Eppure, ce lo ha ricordato Zygmunt Bauman, è indispensabile, per evitare la catastrofe, credere nella sua possibilità. «Occorre convincersi che l’impossibile è possibile. Che il possibile è sempre in agguato, senza tregua, ben protetto dal carapace dell’impossibilità, in attesa del momento giusto per irrompere. Nessuna minaccia è così temibile e nessuna catastrofe colpisce tanto duramente come quelle ritenute altamente improbabili». Dinanzi a tale prospettiva, preferiamo, alla consapevolezza, l’oblio, l’irresponsabile indifferenza, il “lavarcene le mani”. Così corriamo sempre più in fretta verso un baratro che ci distruggerà, travolgendo, con noi, l’intera umanità. Liliana Segre, senatrice a vita, ha parlato, in una recente intervista a la Repubblica, degli anni delle Leggi razziali in Italia, del fascismo, della guerra, dell’occupazione tedesca: «allora non essere indifferenti era una scelta pericolosa contro una dittatura, per questo onoro tantissimo gli antifascisti o gli “IMI”, i militari italiani che hanno scelto di star nei campi quando potevano trovarsi altrove. Oggi che non c’è scelta da fare, in democrazia, essere indifferenti è più grave».

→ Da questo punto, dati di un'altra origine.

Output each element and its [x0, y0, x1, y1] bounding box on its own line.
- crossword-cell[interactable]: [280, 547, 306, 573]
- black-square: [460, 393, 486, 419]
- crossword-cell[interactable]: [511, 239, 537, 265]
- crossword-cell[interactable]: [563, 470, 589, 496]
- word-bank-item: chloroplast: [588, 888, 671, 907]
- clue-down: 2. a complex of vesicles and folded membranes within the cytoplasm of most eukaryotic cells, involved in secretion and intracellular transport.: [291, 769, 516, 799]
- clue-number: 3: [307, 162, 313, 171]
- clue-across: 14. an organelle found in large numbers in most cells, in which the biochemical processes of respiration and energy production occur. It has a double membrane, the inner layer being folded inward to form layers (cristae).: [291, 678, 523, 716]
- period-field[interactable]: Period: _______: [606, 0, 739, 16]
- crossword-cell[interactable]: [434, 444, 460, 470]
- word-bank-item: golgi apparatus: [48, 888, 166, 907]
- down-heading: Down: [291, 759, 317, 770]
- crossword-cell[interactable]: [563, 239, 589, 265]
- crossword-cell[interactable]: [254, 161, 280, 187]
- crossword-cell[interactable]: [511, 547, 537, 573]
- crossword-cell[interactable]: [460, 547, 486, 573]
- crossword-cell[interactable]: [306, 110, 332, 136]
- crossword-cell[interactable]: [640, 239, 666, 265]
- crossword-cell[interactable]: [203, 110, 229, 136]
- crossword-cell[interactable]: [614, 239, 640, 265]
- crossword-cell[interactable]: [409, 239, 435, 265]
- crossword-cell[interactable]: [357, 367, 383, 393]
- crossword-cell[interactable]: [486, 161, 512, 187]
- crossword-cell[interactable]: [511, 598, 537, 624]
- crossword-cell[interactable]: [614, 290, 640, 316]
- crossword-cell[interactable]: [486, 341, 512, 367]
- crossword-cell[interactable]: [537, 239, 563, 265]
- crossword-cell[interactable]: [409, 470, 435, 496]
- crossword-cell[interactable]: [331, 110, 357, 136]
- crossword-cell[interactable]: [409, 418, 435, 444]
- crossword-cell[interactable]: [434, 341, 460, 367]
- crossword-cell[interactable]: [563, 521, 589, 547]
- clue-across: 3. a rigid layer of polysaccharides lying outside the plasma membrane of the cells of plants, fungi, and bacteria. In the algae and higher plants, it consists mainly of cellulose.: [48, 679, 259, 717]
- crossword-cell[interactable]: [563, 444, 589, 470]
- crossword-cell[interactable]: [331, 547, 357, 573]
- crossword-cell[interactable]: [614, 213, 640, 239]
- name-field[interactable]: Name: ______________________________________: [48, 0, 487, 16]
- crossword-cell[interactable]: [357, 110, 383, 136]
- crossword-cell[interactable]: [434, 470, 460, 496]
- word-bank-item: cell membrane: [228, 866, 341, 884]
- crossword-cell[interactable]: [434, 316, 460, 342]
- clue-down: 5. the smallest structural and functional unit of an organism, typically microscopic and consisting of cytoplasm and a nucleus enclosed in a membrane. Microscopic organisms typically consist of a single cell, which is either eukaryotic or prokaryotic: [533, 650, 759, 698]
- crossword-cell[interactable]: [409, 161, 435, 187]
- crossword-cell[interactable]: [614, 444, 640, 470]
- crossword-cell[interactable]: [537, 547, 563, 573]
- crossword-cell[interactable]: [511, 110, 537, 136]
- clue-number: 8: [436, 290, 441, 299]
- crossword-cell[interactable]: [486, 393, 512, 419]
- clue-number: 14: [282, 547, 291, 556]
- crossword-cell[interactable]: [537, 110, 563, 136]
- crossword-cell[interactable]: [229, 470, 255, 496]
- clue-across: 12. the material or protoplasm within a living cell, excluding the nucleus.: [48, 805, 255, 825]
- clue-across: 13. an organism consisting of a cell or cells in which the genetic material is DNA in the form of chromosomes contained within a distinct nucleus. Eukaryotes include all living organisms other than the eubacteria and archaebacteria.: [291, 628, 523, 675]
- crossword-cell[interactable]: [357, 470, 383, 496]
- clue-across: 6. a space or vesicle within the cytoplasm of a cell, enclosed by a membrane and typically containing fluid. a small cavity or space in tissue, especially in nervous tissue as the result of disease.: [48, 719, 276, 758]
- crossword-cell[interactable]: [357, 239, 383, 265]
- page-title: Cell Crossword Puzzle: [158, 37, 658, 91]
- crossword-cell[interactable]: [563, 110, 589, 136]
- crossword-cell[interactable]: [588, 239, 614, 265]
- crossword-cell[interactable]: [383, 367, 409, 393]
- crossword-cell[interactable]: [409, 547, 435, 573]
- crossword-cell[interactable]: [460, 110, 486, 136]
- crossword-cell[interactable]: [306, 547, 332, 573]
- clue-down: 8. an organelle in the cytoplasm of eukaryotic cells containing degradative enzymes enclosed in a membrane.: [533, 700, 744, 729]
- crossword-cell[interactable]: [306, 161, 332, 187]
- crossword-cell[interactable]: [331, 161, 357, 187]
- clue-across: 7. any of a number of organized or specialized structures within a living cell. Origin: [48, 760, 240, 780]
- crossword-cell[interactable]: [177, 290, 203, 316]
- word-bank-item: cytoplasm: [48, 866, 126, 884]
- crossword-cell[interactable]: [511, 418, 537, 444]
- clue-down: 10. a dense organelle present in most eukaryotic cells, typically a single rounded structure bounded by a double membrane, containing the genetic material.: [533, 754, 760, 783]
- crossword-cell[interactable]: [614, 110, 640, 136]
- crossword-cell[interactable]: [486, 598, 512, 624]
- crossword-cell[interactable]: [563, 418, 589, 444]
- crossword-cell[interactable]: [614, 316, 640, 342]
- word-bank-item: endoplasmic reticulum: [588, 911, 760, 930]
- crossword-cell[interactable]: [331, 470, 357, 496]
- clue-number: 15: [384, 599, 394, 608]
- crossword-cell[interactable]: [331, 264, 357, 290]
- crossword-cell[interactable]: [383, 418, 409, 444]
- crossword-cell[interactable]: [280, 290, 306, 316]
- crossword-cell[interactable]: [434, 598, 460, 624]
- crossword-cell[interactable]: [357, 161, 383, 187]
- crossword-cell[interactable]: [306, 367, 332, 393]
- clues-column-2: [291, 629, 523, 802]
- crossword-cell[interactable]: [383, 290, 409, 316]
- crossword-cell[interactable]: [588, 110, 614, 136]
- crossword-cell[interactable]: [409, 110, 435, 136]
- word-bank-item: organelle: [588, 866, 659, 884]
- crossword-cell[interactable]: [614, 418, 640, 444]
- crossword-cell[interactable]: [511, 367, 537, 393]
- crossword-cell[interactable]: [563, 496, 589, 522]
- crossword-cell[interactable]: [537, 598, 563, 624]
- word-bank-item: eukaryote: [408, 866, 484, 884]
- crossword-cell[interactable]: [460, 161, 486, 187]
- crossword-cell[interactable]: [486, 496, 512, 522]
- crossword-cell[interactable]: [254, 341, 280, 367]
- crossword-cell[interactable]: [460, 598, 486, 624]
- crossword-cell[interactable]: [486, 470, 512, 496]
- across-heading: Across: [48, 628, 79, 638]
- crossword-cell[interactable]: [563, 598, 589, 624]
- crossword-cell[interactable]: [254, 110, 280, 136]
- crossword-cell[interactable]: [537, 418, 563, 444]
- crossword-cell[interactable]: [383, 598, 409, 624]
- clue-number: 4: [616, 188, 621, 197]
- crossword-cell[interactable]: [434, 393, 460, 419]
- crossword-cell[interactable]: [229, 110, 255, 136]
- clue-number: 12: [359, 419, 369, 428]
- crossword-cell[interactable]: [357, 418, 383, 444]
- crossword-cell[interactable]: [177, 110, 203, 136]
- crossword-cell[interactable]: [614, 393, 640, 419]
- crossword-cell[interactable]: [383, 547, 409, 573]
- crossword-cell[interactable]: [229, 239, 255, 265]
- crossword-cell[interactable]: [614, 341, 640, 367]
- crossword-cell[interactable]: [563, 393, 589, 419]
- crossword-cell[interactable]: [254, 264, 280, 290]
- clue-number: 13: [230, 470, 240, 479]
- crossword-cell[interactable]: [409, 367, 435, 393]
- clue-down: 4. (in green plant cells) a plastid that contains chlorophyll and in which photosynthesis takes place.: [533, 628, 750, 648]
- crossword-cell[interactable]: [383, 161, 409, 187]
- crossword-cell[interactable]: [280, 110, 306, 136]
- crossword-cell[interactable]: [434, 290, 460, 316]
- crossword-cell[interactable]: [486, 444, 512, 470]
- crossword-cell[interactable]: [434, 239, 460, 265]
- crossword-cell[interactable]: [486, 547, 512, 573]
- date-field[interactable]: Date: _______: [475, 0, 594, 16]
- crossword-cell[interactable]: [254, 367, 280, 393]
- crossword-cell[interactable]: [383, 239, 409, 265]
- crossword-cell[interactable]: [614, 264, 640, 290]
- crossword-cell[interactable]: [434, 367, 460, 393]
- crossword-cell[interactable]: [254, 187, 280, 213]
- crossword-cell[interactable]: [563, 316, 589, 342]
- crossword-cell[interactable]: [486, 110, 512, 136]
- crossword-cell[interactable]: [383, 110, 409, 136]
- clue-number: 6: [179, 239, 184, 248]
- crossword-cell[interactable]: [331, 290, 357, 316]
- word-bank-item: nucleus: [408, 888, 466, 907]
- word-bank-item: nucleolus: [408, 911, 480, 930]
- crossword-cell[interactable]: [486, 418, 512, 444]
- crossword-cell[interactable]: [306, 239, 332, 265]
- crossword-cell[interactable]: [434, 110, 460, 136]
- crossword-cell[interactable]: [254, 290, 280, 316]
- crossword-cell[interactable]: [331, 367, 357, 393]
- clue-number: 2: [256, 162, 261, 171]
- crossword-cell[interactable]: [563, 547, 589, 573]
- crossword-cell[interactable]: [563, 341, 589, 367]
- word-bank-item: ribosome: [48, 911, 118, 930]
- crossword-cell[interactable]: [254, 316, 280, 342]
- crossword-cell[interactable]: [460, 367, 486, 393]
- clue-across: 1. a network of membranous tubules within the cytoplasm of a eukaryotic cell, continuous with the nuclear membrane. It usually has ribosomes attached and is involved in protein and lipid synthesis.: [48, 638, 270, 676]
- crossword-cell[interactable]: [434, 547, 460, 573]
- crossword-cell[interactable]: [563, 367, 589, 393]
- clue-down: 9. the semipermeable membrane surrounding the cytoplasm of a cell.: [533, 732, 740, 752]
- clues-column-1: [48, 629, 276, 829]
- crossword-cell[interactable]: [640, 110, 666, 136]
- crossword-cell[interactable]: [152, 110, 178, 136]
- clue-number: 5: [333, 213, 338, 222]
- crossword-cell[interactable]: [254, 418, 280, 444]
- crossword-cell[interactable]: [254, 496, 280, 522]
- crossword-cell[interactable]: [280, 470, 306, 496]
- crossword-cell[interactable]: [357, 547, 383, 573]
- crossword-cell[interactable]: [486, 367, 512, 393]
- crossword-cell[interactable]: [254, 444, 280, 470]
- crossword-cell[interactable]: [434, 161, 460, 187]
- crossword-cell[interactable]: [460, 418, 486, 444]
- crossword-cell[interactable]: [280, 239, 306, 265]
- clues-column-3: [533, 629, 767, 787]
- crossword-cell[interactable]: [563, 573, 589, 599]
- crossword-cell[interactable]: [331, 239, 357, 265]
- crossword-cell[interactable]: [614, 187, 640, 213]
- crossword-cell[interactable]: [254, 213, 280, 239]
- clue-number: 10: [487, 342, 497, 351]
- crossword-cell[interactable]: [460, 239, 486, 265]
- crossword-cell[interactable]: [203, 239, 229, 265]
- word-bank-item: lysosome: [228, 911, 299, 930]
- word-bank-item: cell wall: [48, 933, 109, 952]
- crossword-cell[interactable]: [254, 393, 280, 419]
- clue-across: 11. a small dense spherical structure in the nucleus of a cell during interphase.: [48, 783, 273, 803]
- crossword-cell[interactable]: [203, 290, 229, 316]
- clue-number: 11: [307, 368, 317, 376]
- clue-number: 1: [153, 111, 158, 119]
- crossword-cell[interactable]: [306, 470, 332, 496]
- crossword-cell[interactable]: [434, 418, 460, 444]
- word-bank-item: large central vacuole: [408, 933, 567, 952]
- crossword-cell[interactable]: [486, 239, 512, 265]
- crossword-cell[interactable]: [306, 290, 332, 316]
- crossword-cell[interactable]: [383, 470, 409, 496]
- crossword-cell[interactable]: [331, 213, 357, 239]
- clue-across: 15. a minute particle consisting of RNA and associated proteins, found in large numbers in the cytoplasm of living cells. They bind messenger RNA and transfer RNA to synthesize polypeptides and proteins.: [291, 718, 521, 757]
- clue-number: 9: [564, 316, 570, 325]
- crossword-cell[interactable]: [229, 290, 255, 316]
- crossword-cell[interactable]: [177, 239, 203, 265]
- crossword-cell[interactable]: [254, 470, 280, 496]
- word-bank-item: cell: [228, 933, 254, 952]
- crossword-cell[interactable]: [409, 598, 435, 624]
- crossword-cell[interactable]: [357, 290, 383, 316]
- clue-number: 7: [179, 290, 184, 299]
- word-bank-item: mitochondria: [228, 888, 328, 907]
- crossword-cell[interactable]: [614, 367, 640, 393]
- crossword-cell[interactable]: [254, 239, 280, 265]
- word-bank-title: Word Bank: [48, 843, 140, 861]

Tra gli esempi di accezione negativa del “lavarsi le mani”, vorrei ricordare il famigerato motto “me ne frego”, significativa testimonianza dell’arroganza violenta e cialtrona dei fascisti. La cronaca testimonia l’onnipervasività di quest’etica dell’indifferenza che sta per travolgerci tutti. Riporterò soltanto un esempio, apparentemente minuto, ma che mi appare estremamente significativo. Il Corriere della sera, nell’arco che va dall’11 al 13 luglio scorsi ha raccontato l’odissea subita da una ragazza aggredita da uno sconosciuto, che ha chiesto inutilmente soccorso a quanti pur affollavano una piazza romana. Questi le hanno rivolto una gelida indifferenza, come se la oltrepassassero con uno sguardo che non conosceva né pietà né sentimento di umana solidarietà. Soltanto dei ragazzini quattordicenni in scooter le si sono accostati e le hanno prestato soccorso. Con l’intervento del 113 l’aggressore è stato finalmente fermato e portato in questura, ma nonostante su di lui si fossero accumulate altre denunce di donne molestate, ben sei nelle ultime 48 ore, nessun arresto ha fermato l’uomo, lasciando nello sconforto la giovane donna aggredita. Scrivendo al giornale, Anna (nome di fantasia), aggiunge la sua disperata speranza di non dover trasformare come i cactus le foglie in spine. Questa lettera ha innescato una serie di reazioni; si sono registrati, così, annunci di disegni di legge di parlamentari relativi alla presentazione del reato di flagranza differita (l’assenza di flagranza di reato era stata lo spunto formalistico per il rilascio dell’aggressore), mentre altre parlamentari hanno affermato: “dobbiamo recuperare il coraggio di essere comunità”. Infine, la notizia che l’aggressore è stato tradotto in carcere, mettendo così al riparo altre donne da sue compulsive aggressioni. Forse, è possibile, nonostante tutto, la speranza che si ritrovino le ragioni di una partecipe, umana solidarietà.

Oggi tutti noi ci immergiamo gioiosi nelle acque del mare, o delle piscine, nuotando liberamente e abbandonandoci al legittimo refrigerio e piacere dato dalla frescura. Eppure, nella nostra innocente gioia di liberi nuotatori, non deve sparire il pensiero di come questo stesso Mediterraneo sia solcato da navi e barconi di migranti extraeuropei che fuggono dalla violenza di regimi dittatoriali o di una vita estremamente povera, priva delle risorse necessarie per la sua continuazione. Vittime che quotidianamente punteggiano le giornate di questo nostro tempo così feroce, che ha trasformato implacabilmente il mare nostrum in mare monstrum. Dinanzi a questa ecatombe il lavarsi le mani alla Ponzio Pilato segnalerebbe in noi la definitiva perdita dell’umano, la morte di qualsiasi sentimento di umana solidarietà e della possibilità stessa di costituire ancora una comunità umana. È in questa direzione, invece, che deve rivolgersi tutto il nostro impegno, la nostra volontà di ritrovare quelle ragioni dell’Uomo per la cui salvezza si incarnò il divino Prigioniero interrogato dal volenteroso e pavido Ponzio Pilato.

*Relazione svolta dall’autore al Festival dei sensi svoltosi in Val d’Itria dal 17 al 19 agosto 2018, Masseria Capece, 19 agosto 2018.